Question

How do you write the expression for: the sum of twice a number and half the number is 10?

Answer 1

Hint: In this question, we assume the number first. Then read the question by dividing it into smaller parts. Here, it is given that twice a number, and half the number. Then the sum of twice a number and half the number is 10. This way we can construct the equation.

Complete step-by-step answer:
Let us assume that the number is x.
In the question, it is given that the sum of twice a number and half the number is 10.
Twice a number means to multiply the number with 2.
Therefore, it will become 2x.
Now, half the number means to divide the number by 2.
Therefore, it will become$\dfrac{x}{2}$.
The sum of these two numbers is 10.
$ \Rightarrow 2x + \dfrac{x}{2} = 10$
Here, we got the equation.

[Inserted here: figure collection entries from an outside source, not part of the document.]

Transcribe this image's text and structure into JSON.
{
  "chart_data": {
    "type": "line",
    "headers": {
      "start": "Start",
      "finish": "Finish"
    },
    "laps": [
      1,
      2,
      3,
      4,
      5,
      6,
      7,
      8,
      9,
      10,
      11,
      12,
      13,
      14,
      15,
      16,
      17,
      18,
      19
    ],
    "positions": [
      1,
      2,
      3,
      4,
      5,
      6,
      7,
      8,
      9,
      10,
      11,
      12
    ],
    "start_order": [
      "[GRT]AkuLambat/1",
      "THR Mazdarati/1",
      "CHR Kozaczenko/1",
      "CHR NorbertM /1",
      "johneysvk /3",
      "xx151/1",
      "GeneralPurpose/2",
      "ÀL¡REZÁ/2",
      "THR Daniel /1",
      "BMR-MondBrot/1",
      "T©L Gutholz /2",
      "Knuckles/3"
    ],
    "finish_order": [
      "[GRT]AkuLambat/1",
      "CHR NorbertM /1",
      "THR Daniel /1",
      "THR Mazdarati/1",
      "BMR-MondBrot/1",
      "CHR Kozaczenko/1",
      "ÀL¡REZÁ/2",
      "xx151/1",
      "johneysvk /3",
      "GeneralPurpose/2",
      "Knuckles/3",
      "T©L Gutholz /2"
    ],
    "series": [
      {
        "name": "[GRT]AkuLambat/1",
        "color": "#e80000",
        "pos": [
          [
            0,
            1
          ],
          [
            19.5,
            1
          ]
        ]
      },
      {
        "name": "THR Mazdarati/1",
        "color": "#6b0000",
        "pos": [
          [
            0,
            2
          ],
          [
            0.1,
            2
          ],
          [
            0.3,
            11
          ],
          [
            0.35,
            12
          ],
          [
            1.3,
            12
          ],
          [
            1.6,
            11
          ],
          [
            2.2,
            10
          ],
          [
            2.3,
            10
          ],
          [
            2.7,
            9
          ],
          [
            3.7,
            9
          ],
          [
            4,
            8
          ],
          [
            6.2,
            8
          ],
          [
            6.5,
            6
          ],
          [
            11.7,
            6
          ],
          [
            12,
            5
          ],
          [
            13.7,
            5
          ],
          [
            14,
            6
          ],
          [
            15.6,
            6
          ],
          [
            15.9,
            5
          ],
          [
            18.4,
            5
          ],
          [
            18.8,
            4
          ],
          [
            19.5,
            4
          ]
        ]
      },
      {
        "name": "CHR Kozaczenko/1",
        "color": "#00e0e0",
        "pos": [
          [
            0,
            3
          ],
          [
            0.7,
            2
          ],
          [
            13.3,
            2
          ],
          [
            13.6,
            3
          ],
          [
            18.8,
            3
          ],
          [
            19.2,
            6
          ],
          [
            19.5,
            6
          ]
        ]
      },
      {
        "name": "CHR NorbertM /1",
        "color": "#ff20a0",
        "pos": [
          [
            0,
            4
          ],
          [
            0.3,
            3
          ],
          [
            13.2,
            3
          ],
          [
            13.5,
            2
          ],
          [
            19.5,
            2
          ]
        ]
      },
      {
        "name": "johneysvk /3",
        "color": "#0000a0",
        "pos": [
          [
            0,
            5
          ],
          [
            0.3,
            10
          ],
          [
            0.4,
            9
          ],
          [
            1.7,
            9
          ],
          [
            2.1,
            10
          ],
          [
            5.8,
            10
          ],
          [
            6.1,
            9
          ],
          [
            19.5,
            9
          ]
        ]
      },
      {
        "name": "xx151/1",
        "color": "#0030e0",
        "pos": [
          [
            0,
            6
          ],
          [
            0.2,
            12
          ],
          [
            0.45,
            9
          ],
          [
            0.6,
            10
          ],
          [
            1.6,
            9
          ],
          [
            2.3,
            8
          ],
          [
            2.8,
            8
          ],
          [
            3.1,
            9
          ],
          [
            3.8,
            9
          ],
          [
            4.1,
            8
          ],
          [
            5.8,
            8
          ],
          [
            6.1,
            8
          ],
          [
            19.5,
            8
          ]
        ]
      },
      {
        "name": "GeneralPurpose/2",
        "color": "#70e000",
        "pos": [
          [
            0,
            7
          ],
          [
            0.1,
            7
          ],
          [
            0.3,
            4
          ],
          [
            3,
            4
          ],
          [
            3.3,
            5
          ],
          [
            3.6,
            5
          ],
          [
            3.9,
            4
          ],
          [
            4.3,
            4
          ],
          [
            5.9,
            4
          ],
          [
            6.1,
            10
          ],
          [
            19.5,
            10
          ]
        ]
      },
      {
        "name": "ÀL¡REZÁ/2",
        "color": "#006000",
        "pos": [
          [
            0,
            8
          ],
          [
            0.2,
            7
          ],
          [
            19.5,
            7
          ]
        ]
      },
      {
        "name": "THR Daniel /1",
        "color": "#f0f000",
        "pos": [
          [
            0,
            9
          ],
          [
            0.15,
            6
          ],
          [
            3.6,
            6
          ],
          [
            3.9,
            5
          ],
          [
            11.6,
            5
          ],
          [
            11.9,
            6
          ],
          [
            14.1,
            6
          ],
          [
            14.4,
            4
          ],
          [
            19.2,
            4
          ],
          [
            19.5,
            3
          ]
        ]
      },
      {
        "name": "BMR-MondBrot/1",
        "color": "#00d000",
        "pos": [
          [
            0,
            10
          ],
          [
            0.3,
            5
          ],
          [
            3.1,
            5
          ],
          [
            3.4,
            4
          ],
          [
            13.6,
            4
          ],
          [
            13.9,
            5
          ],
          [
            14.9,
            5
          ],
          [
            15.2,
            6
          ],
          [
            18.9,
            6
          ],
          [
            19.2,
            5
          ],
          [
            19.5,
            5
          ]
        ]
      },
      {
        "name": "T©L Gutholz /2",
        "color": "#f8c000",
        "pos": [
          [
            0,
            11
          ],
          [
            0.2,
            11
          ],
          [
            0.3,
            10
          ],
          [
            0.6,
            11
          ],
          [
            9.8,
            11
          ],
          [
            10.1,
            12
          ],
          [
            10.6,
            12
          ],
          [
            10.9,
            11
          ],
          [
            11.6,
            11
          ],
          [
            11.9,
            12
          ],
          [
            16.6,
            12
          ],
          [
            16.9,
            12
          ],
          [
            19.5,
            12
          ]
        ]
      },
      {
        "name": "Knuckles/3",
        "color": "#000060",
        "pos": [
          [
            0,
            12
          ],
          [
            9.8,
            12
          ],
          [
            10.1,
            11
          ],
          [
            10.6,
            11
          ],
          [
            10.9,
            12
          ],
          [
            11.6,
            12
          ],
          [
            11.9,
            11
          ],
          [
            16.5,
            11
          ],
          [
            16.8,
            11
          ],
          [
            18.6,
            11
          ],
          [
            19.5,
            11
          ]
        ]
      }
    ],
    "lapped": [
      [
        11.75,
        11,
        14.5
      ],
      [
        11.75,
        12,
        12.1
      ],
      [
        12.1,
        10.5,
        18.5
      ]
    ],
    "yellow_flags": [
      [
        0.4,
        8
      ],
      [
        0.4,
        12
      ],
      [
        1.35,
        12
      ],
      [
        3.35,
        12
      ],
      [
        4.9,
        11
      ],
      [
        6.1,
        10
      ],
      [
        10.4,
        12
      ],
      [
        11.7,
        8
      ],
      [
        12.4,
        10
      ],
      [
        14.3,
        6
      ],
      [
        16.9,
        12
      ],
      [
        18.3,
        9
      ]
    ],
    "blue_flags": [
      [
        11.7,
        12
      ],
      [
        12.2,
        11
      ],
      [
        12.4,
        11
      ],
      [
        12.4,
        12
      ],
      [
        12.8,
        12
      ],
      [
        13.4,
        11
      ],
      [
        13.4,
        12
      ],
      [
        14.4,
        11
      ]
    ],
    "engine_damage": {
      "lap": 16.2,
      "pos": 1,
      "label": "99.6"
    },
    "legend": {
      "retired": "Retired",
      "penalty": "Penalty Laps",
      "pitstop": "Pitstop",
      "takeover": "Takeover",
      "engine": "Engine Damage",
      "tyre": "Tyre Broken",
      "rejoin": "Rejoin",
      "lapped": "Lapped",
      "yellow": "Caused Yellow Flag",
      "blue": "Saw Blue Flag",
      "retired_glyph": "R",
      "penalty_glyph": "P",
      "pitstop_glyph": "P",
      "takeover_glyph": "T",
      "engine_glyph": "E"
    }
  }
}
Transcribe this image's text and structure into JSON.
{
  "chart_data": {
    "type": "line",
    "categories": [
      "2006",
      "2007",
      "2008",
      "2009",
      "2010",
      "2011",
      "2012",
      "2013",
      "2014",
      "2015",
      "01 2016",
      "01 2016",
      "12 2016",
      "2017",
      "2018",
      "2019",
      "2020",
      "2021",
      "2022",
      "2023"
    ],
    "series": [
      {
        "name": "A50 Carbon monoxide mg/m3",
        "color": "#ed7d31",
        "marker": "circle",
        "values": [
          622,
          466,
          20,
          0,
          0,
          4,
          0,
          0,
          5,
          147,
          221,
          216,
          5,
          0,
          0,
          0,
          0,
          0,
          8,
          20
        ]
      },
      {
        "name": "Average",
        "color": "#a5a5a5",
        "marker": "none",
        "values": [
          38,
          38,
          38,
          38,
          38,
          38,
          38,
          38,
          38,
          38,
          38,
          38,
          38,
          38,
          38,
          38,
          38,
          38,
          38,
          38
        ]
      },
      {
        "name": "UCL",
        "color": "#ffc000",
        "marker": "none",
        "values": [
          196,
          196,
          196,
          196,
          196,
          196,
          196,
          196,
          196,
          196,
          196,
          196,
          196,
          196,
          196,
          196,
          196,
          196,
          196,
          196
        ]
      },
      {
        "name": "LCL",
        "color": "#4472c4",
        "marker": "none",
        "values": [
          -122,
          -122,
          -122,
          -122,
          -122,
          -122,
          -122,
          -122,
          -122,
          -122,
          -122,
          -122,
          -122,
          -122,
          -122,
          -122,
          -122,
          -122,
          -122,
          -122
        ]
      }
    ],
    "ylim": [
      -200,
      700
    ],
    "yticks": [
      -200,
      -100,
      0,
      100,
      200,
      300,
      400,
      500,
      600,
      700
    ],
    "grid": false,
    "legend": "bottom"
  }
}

Let us simplify this equation to find the value of x.
Now, let us find the least common multiple on the left-hand side.
$ \Rightarrow \dfrac{{4x + x}}{2} = 10$
Here, add the numerator on the left-hand side.
$ \Rightarrow \dfrac{{5x}}{2} = 10$
Let us multiply the above equation by 2 on both sides.
$ \Rightarrow \dfrac{{5x}}{2} \times 2 = 10 \times 2$
  So, we will get
$ \Rightarrow 5x = 20$
Now, let us divide the above equation by 5 into both sides.
$ \Rightarrow \dfrac{{5x}}{5} = \dfrac{{20}}{5}$
So,
$ \Rightarrow x = 4$

Note:
To check whether our answer is correct or not, substitute the value of x in the equation.
The equation is,
$ \Rightarrow 2x + \dfrac{x}{2} = 10$
Let us put the value of x is equal to 4 on the left-hand side of the equation.
$ \Rightarrow 2\left( 4 \right) + \dfrac{4}{2} = 10$
Now, simplify the above equation by applying multiplication and division.
 $ \Rightarrow 8 + 2 = 10$
That is equal to
$ \Rightarrow 10 = 10$
Here, we got the left-hand side equal to the right-hand side.
So, we get the correct value of x is 4.